Constata Nietzsche en el comienzo del tercer tratado de La Genealogía de la moral lo que él denomina «hecho fundamental de la voluntad humana»: el horror vacui. Esto es, todos preferiríamos querer la nada a no querer (la misma sentencia con la que se cerrará esta obra abismal).
Pero justamente lo que consigue el yogui es establecerse en ese vacío para vivir en él, llegando a superar el horror natural, es decir, habiéndose hecho capaz de no querer, y encontrando al final en ese no querer la dicha suprema. El horror al vacío no sería más que la presión biológica de la selección natural, así lo entiende Hulin, o bien la tremenda carga de la cultura moderna, presión y carga de las que resultaría una auténtica fiesta liberarse, aunque solo sea de cuando en cuando.

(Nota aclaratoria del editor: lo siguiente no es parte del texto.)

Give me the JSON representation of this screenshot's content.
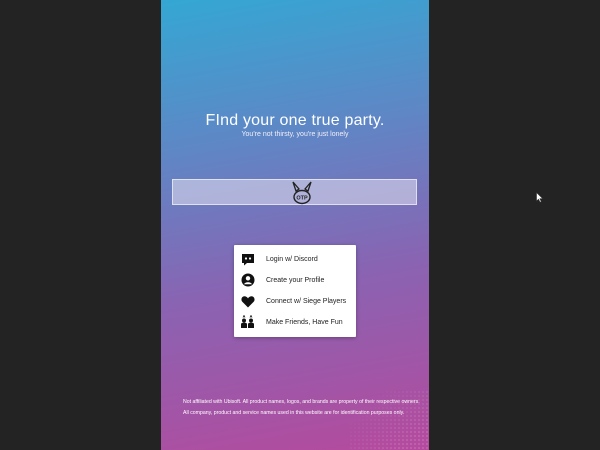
{
  "hero": {
    "title": "FInd your one true party.",
    "subtitle": "You're not thirsty, you're just lonely"
  },
  "logo": {
    "text": "OTP",
    "icon": "bunny-logo-icon"
  },
  "features": [
    {
      "icon": "discord-icon",
      "label": "Login w/ Discord"
    },
    {
      "icon": "profile-icon",
      "label": "Create your Profile"
    },
    {
      "icon": "heart-icon",
      "label": "Connect w/ Siege Players"
    },
    {
      "icon": "friends-icon",
      "label": "Make Friends, Have Fun"
    }
  ],
  "footer": {
    "disclaimer": "Not affiliated with Ubisoft. All product names, logos, and brands are property of their respective owners. All company, product and service names used in this website are for identification purposes only."
  },
  "colors": {
    "gradient_top": "#34a7d3",
    "gradient_bottom": "#b54a9d",
    "side_background": "#232323",
    "card_background": "#ffffff"
  }
}
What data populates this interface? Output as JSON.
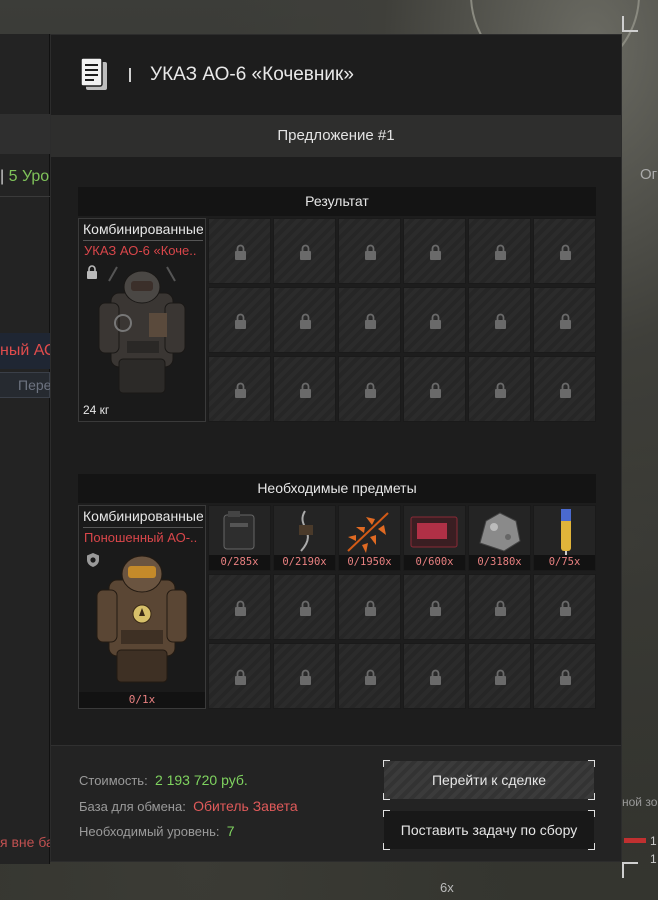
{
  "background": {
    "level_prefix": "5 Уро",
    "level_sep": "|",
    "red_item": "ный АО",
    "button_text": "Пере",
    "outside_text": "я вне ба",
    "right_label": "Ог",
    "right_note": "ной зо",
    "right_num1": "1",
    "right_num2": "1",
    "bottom_text": "6x"
  },
  "modal": {
    "title": "УКАЗ АО-6 «Кочевник»",
    "offer_label": "Предложение #1",
    "result": {
      "header": "Результат",
      "item": {
        "category": "Комбинированные",
        "name": "УКАЗ АО-6 «Коче..",
        "weight": "24 кг"
      },
      "grid_locked_count": 18
    },
    "required": {
      "header": "Необходимые предметы",
      "item": {
        "category": "Комбинированные",
        "name": "Поношенный АО-..",
        "count": "0/1x"
      },
      "materials": [
        {
          "count": "0/285x",
          "icon": "battery-icon"
        },
        {
          "count": "0/2190x",
          "icon": "wire-icon"
        },
        {
          "count": "0/1950x",
          "icon": "fern-icon"
        },
        {
          "count": "0/600x",
          "icon": "red-box-icon"
        },
        {
          "count": "0/3180x",
          "icon": "ore-icon"
        },
        {
          "count": "0/75x",
          "icon": "syringe-icon"
        }
      ]
    },
    "footer": {
      "cost_label": "Стоимость:",
      "cost_value": "2 193 720 руб.",
      "base_label": "База для обмена:",
      "base_value": "Обитель Завета",
      "level_label": "Необходимый уровень:",
      "level_value": "7",
      "deal_button": "Перейти к сделке",
      "task_button": "Поставить задачу по сбору"
    },
    "colors": {
      "accent_red": "#d9464a",
      "accent_green": "#7fd35f",
      "panel": "#1d1d1d"
    }
  }
}
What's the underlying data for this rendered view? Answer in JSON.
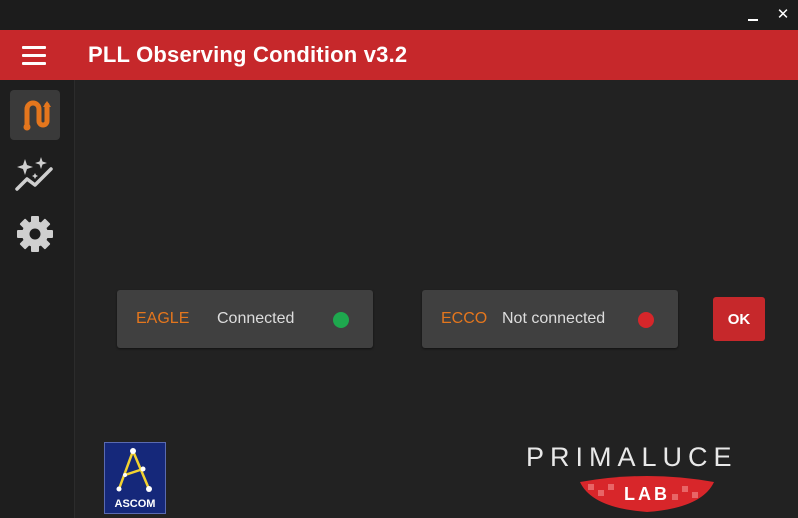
{
  "window": {
    "minimize_label": "_",
    "close_label": "✕"
  },
  "header": {
    "title": "PLL Observing Condition v3.2"
  },
  "sidebar": {
    "items": [
      {
        "icon": "connection-icon",
        "active": true
      },
      {
        "icon": "sparkle-chart-icon",
        "active": false
      },
      {
        "icon": "gear-icon",
        "active": false
      }
    ]
  },
  "devices": [
    {
      "name": "EAGLE",
      "status": "Connected",
      "status_color": "#1ea84e"
    },
    {
      "name": "ECCO",
      "status": "Not connected",
      "status_color": "#d6262a"
    }
  ],
  "ok_button": {
    "label": "OK"
  },
  "logos": {
    "ascom": "ASCOM",
    "primaluce": "PRIMALUCE",
    "lab": "LAB"
  },
  "colors": {
    "accent": "#c6282b",
    "device_name": "#e4761d",
    "background": "#222222",
    "card": "#404040"
  }
}
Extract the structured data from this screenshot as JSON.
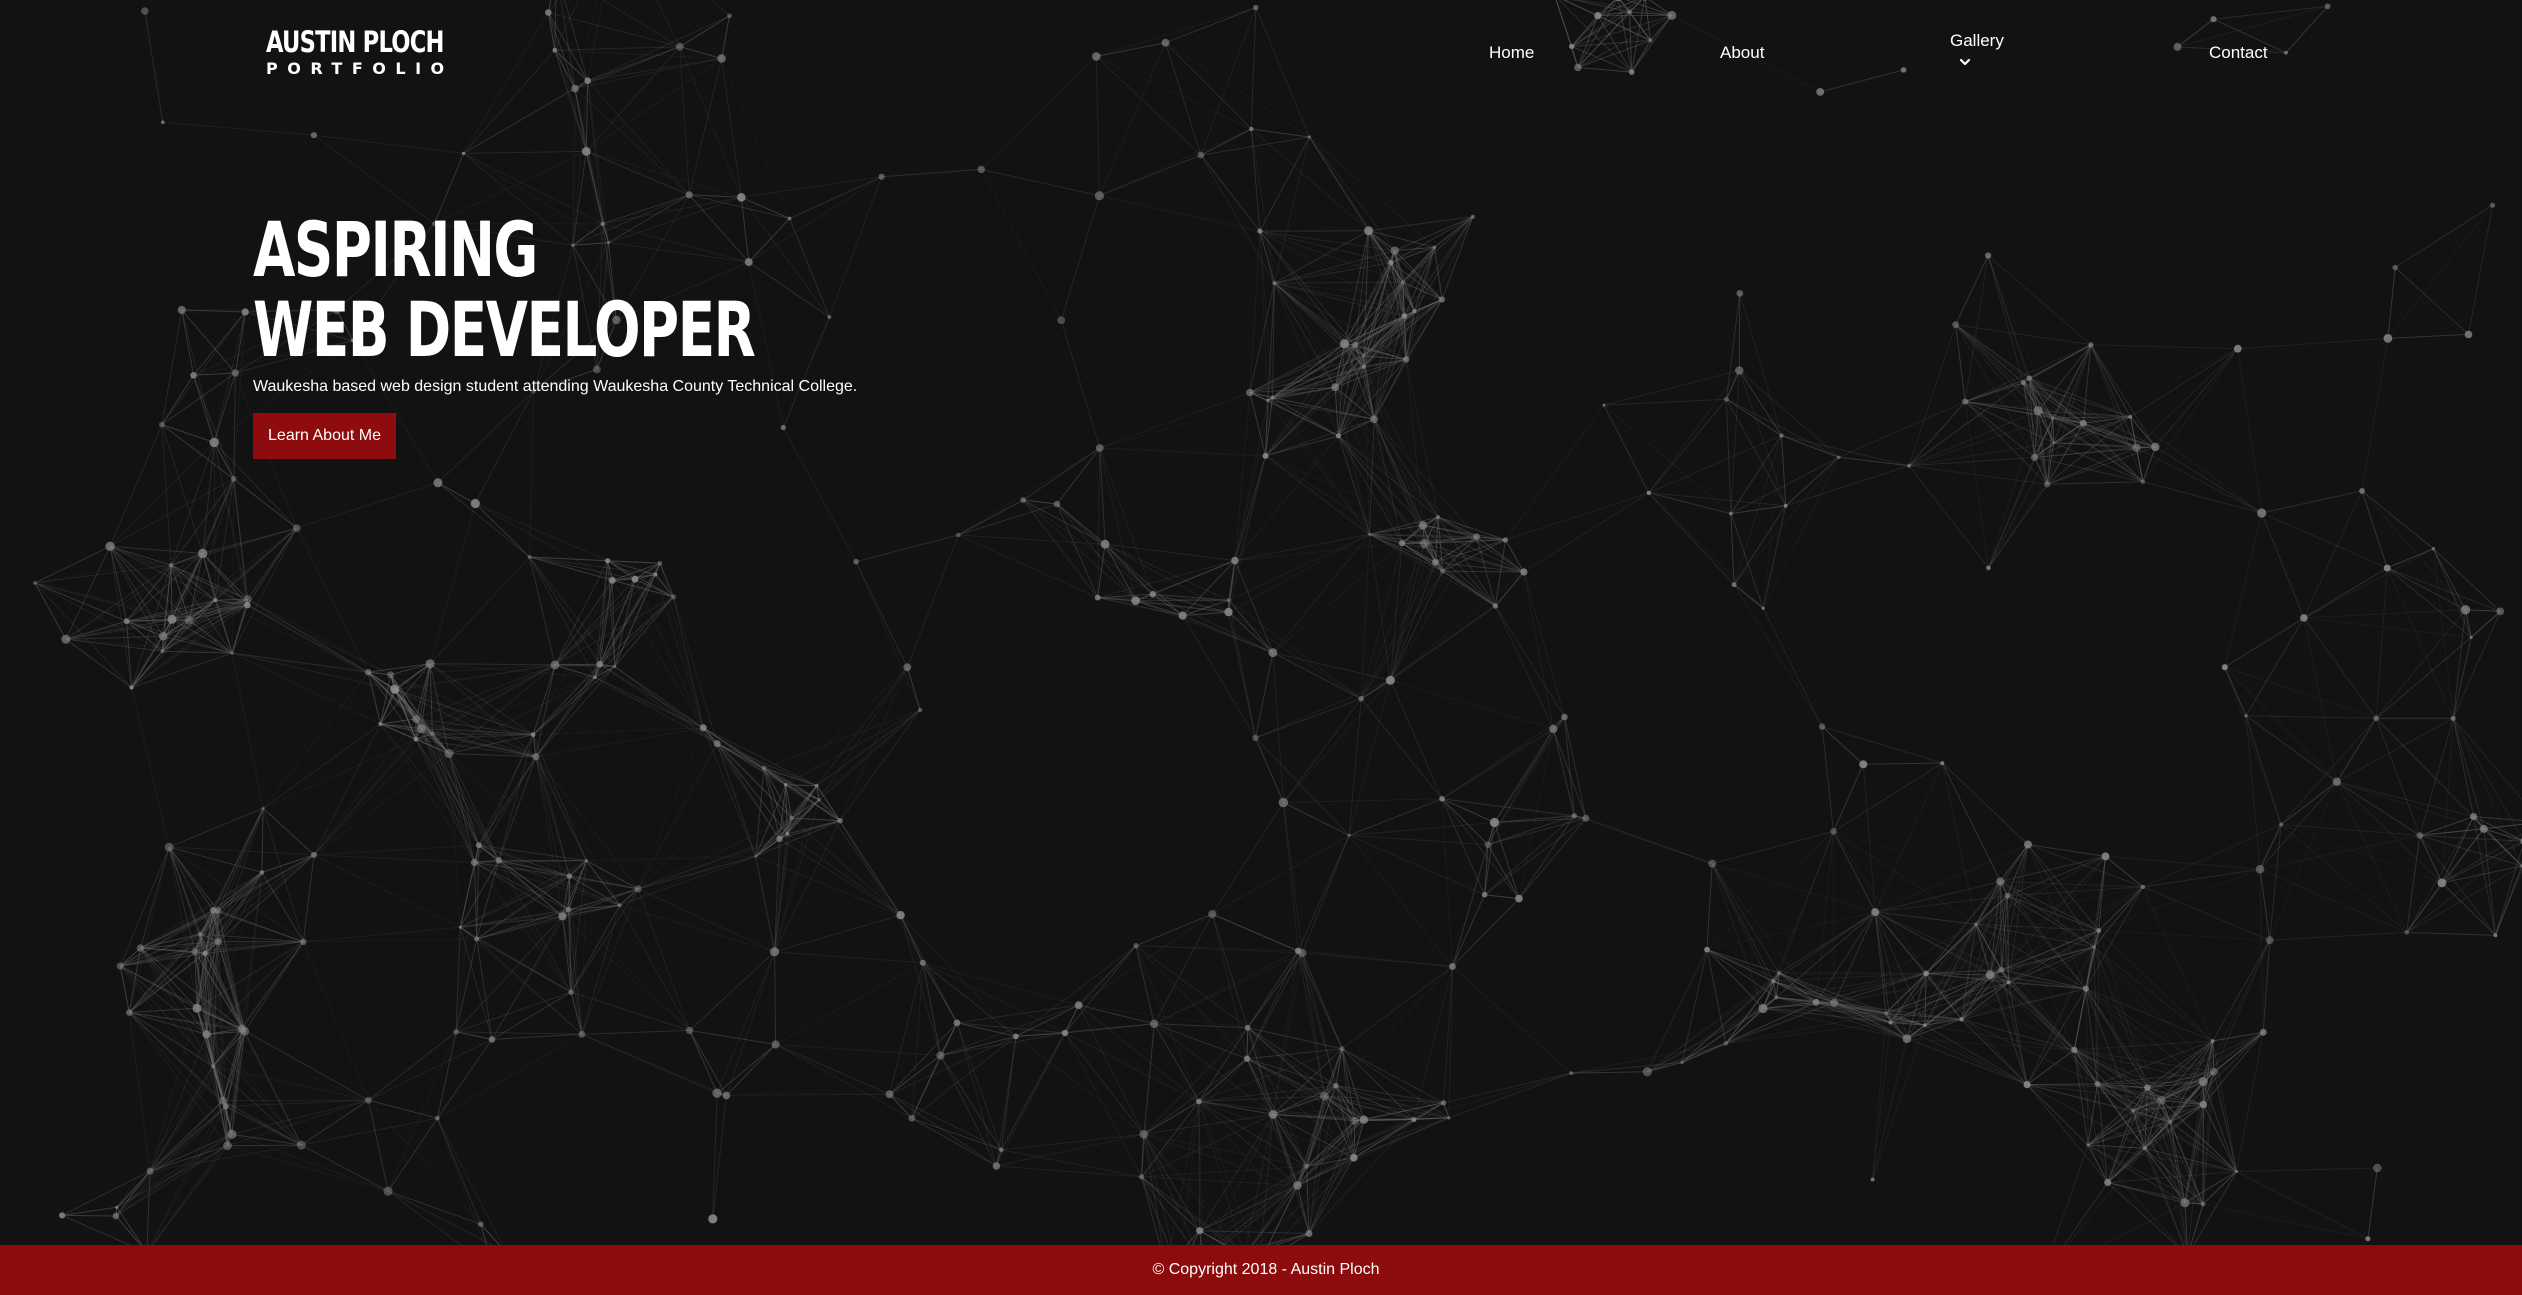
{
  "brand": {
    "name": "AUSTIN PLOCH",
    "subtitle": "PORTFOLIO"
  },
  "nav": {
    "home": "Home",
    "about": "About",
    "gallery": "Gallery",
    "contact": "Contact",
    "gallery_icon": "chevron-down-icon"
  },
  "hero": {
    "title_line1": "ASPIRING",
    "title_line2": "WEB DEVELOPER",
    "description": "Waukesha based web design student attending Waukesha County Technical College.",
    "button_label": "Learn About Me"
  },
  "footer": {
    "copyright": "© Copyright 2018 - Austin Ploch"
  },
  "colors": {
    "background": "#121212",
    "accent_red": "#8e0b0e",
    "text": "#ffffff",
    "network_lines": "#6a6a6a",
    "network_nodes": "#8a8a8a"
  }
}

Es lo que le pasaba a fin de cuentas al príncipe Myshkin, el célebre idiota de Dostoyevski que no por casualidad le habría servido al mismo Nietzsche para trazar el perfil psicológico del salvador. El príncipe de la novela, propiamente, en concreto, como querer no quería nada de nada. Igual que otro idiota famoso, el que pintara Velázquez y comentara maravillosamente María Zambrano.